Divisions on the board of education were evident at Tuesday's committee meeting, where Voice New Westminster trustees continued their ongoing call for more financial information and the immediate intervention of the auditor general to help the district deal with a looming $2.2-million deficit for this year.
Voice trustees MaryAnn Mortensen, Casey Cook and Lisa Graham have been calling on staff to provide a line-by-line account of the district's spending since the district first noted a $2.8-million surprise deficit from last year. A consultant hired by the district to look at the books also projected a hefty multi-million dollar deficit for this year if the district doesn't start making cuts.
"I want to know who manages what budget, how much they were budgeted, how much they spent and the difference between the two and all of the categories," said Mortensen. "Really, what we want to look at is where we can make cuts, where there is over-expenditures. We need to know what those are. Without having that knowledge, I'm hard pressed to give an answer."
Mortensen told The Record that district administration told her there isn't time for one or more people to focus specifically on providing that information.
Labour-endorsed trustee Jonina Campbell said she agrees detailed information is needed for next year's budget, but noted there is a tight time crunch to get the budget under control this year.
"I think what you are looking at is more of a financial oversight, which won't necessarily help in this situation, but it's a good idea down the road," said Campbell.
Superintendent John Woudzia also emphasized the tight timeline.
"Time is of the essence," he said. "We have 20 weeks to retire $2.2 million."
In response to the deficit situation, the board previously passed a motion to have the auditor general come in and review its finances.
At Tuesday's board meeting, labour-endorsed trustees James Janzen and Michael Ewen said they believed that motion meant to have the auditor general oversee the district's repayment plan for last year's $2.8 million deficit.
"My sense of the motion that we passed was that the auditor general would monitor our repayment plan to the provincial government," said Janzen, who warned that trustees must understand motions before they vote.
"We have asked the auditor general to monitor our deficit recovery," Ewen said.
But Cook said the motion stated the auditor general would monitor the implementation of this year's budget.
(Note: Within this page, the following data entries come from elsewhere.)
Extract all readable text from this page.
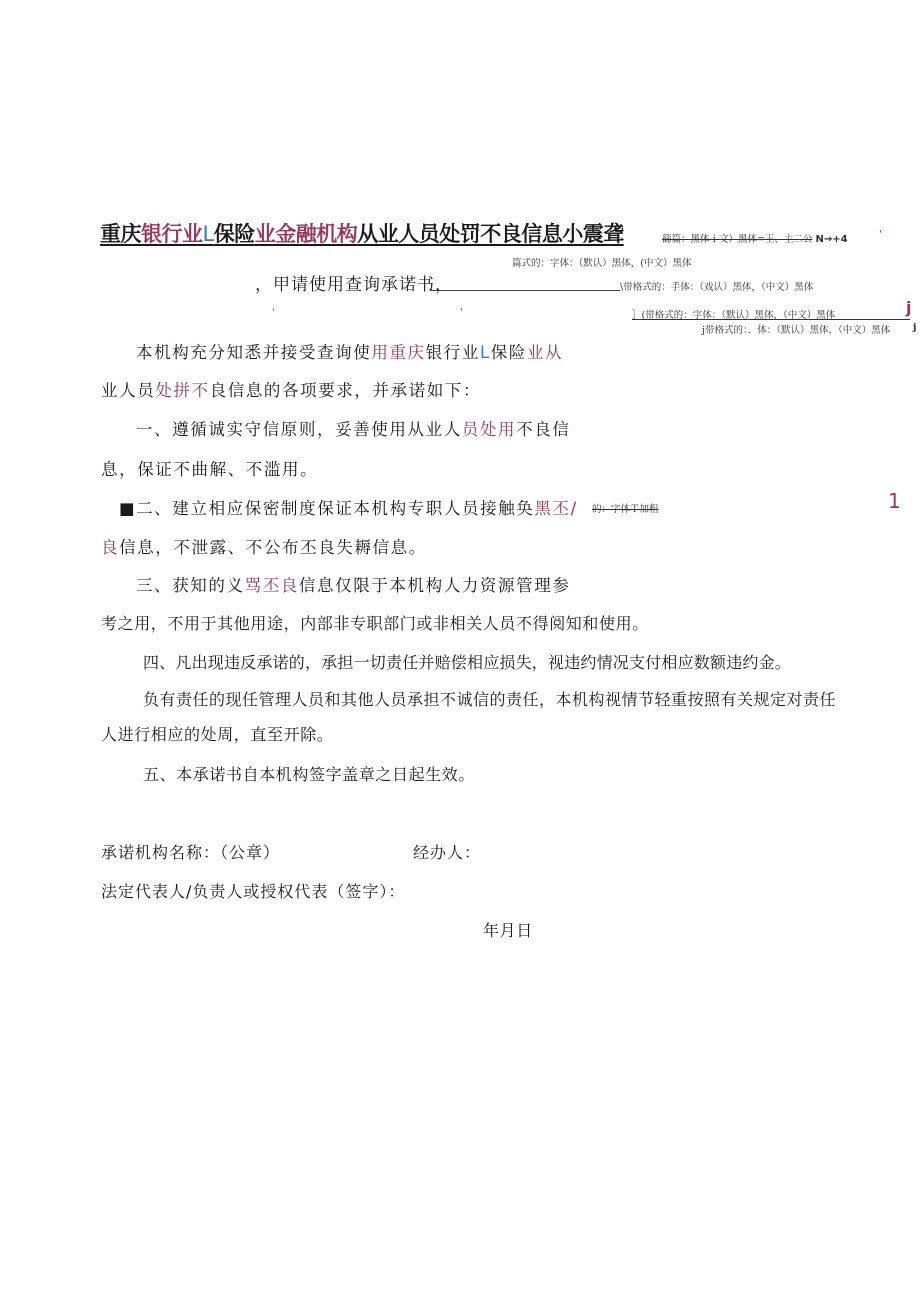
重庆银行业L保险业金融机构从业人员处罚不良信息小震聋	篩篇：黑体ｉ文）黑体=王、主二公 N→+4	'
篇式的：字体：（默认）黑体，(中文）黑体
，甲请使用查询承诺书，	\带格式的：手体：（戏认）黑体，（中文）黑体
'	'	］(带格式的：字体：（默认）黑体，（中文）黑体	j
j带格式的：．体：（默认）黑体，（中文）黑体 j
本机构充分知悉并接受查询使用重庆银行业L保险业从
业人员处拼不良信息的各项要求，并承诺如下：
一、遵循诚实守信原则，妥善使用从业人员处用不良信
息，保证不曲解、不滥用。
■二、建立相应保密制度保证本机构专职人员接触奂黑丕/ 的：字体Ｔ加粗	1
良信息，不泄露、不公布丕良失耨信息。
三、获知的义骂丕良信息仅限于本机构人力资源管理参
考之用，不用于其他用途，内部非专职部门或非相关人员不得阅知和使用。
四、凡出现违反承诺的，承担一切责任并赔偿相应损失，视违约情况支付相应数额违约金。
负有责任的现任管理人员和其他人员承担不诚信的责任，本机构视情节轻重按照有关规定对责任
人进行相应的处周，直至开除。
五、本承诺书自本机构签字盖章之日起生效。
承诺机构名称：（公章）	经办人：
法定代表人/负责人或授权代表（签字）：
年月日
When the actual motion was read out, Ewen said he and Janzen's interpretation was wrong. (The motion was the board "request the office of the auditor general monitor the implementation of the 2012/13 amended budget and the board's deficit repayment plan" for last year's deficit.)
Cook said he wanted the auditor general to help the board understand how the cuts will impact the district down the road.
"What really frightens me, by the moves we are making short-term, are we are actually doing ourselves more harm?" Cook asked. "We have to pay the piper some day."
Labour-endorsed trustee David Phelan agreed with Cook's call for the board to be cautious with cuts, despite time restraints.
"We are rushed for time ... but at the same time we have to make sure we are making the right decision for the district for the next four or five years," he said.
The district is currently in contact with the auditor general's office.